Présent au Théâtre français de Toronto depuis 36 ans, il voit enfin aboutir un projet porté par plusieurs générations.
Karine Ricard, directrice artistique et codirectrice générale, et Ghislain Caron, codirecteur général du Théâtre français de Toronto, ont rappelé qu’après 59 ans sans domicile permanent, la première pelletée de terre marque le début d’un nouveau chapitre pour l’institution francophone. Photo : Mickael Laviolle/ONFR
Le lancement des travaux représente l’aboutissement d’un rêve porté depuis la création de l’institution en 1967. Dans son allocution, le duo de direction formé par Karine Ricard et Ghislain Caron a tenu à rendre hommage à toutes celles et ceux qui ont gardé ce projet vivant au fil des décennies.
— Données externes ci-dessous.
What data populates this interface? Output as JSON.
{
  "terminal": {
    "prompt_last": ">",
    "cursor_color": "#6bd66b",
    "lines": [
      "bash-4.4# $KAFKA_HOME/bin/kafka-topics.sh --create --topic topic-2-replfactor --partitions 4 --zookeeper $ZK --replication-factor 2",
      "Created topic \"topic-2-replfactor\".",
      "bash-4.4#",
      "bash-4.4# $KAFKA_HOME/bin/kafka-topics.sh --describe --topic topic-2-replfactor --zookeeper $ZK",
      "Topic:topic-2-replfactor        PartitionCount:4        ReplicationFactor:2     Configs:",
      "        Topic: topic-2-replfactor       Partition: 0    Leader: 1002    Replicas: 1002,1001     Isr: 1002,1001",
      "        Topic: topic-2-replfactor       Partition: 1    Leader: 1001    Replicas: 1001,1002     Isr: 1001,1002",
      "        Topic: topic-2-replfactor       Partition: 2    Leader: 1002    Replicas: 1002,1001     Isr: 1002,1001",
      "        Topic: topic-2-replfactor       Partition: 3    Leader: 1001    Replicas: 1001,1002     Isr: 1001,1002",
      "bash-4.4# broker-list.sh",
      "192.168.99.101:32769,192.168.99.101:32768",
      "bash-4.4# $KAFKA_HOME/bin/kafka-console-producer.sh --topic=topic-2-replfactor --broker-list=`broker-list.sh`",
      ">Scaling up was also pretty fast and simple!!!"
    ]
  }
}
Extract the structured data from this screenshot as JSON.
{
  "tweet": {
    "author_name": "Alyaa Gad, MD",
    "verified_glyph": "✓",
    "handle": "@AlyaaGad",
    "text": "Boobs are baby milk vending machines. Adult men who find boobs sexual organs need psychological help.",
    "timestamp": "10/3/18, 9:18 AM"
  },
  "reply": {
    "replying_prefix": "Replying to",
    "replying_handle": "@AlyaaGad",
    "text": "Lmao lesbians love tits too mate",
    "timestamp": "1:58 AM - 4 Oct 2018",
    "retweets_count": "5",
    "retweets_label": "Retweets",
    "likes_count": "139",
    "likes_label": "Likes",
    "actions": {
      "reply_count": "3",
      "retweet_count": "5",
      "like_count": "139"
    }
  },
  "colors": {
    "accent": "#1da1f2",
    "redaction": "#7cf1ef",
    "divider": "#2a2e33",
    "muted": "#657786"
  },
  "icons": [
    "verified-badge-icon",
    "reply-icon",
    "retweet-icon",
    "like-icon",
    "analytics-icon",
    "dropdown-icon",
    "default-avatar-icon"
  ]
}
« Plusieurs générations de directions artistiques et administratives, de membres du personnel, d’administrateurs, de donateurs et de bénévoles se sont attelées à garder ce rêve vivant », ont-ils rappelé dans un communiqué.
Après 59 ans sans domicile permanent, le TfT disposera enfin d’un lieu conçu spécifiquement pour ses besoins, décrit comme un nouvel « ancrage pour les arts et la culture francophone » au cœur de Toronto.
Un projet rendu possible par un partenariat inédit
Si plusieurs projets de salle permanente n’ont jamais vu le jour par le passé, celui-ci a pu se concrétiser grâce à un modèle de développement différent.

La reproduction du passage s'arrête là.